Archives de catégorie : DMM City

Note de propos

Faut rebondire. Alors on écrit des choses nouvelle. Une « note de propos ».

Juste en vrac pour ne pas oublier, quelques éléments pour ladite « note de propos »

PROPOS:
Questionnement sur la violence.
Questionnement sur le mythe.
Et au croisement des deux, comment naissent les héros sanguinaires d’aujourd’hui.
[cf. ancien dossier de présentation + notes]

VIOLENCE:
Espace de transgression. Violence sans motivation ni revendication.
Fuite en avant: les moyens augmentent sans cesse, les résultats baissent sans cesse.

La réaction à cette violence: policière primaire. Les autres qui pourraient réagir: Catherine et Valentine, décident de laisser faire, de suivre. Pas d’autres alternative à proposer. Dissolution de Catherine dans la violence des enfants. Altération de Valentine.
Altération aussi de Sean Penn et de son discours.

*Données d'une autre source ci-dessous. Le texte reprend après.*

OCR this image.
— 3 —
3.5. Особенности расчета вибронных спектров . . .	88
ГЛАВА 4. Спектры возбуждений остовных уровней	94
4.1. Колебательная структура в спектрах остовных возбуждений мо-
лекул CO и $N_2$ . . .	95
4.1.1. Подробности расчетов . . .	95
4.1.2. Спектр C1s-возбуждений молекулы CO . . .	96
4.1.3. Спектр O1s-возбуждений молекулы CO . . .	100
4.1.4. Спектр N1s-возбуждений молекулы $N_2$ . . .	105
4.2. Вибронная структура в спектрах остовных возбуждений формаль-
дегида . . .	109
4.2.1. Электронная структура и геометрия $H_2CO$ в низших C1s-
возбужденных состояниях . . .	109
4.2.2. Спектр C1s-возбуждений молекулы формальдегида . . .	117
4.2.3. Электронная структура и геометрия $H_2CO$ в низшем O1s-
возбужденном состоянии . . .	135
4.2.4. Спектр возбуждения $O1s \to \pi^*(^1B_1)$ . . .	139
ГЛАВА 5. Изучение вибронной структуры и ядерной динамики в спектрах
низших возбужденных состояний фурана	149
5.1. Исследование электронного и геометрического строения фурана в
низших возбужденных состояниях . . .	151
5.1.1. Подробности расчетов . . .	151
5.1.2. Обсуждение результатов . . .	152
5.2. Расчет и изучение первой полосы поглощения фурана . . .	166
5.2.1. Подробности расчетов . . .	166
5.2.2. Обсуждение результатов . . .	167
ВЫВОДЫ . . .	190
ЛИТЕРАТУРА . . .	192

Mouvement social, évidemment, mais dépolitisation. [cf. rapport des RG commandé par Villepin: le communautarisme, présenté comme cause et non comme conséquence.]

Les enfants soldats….

Les perspectives, où se placent les émeutes d’octobre, les précédentes?

MYTHE:
Le héros sanguinaire.
Le mythe c’est Doroteo. Il n’est que la projection de ce que les autres voient en lui. Il calque son comportement sur leurs aspirations. Il devient le portrait qu’en a tracé les médias. Il devient ce que Fuentes cherche obsessionnellement à son sujet. Il devient, il est, il est dépassé, il court pour être au premier rang.

Sean Pean et les îcones de l’histoire.

CONCLUSIONS
Le mythe est-il soluble dans la violence? Non, la violence l’amplifie.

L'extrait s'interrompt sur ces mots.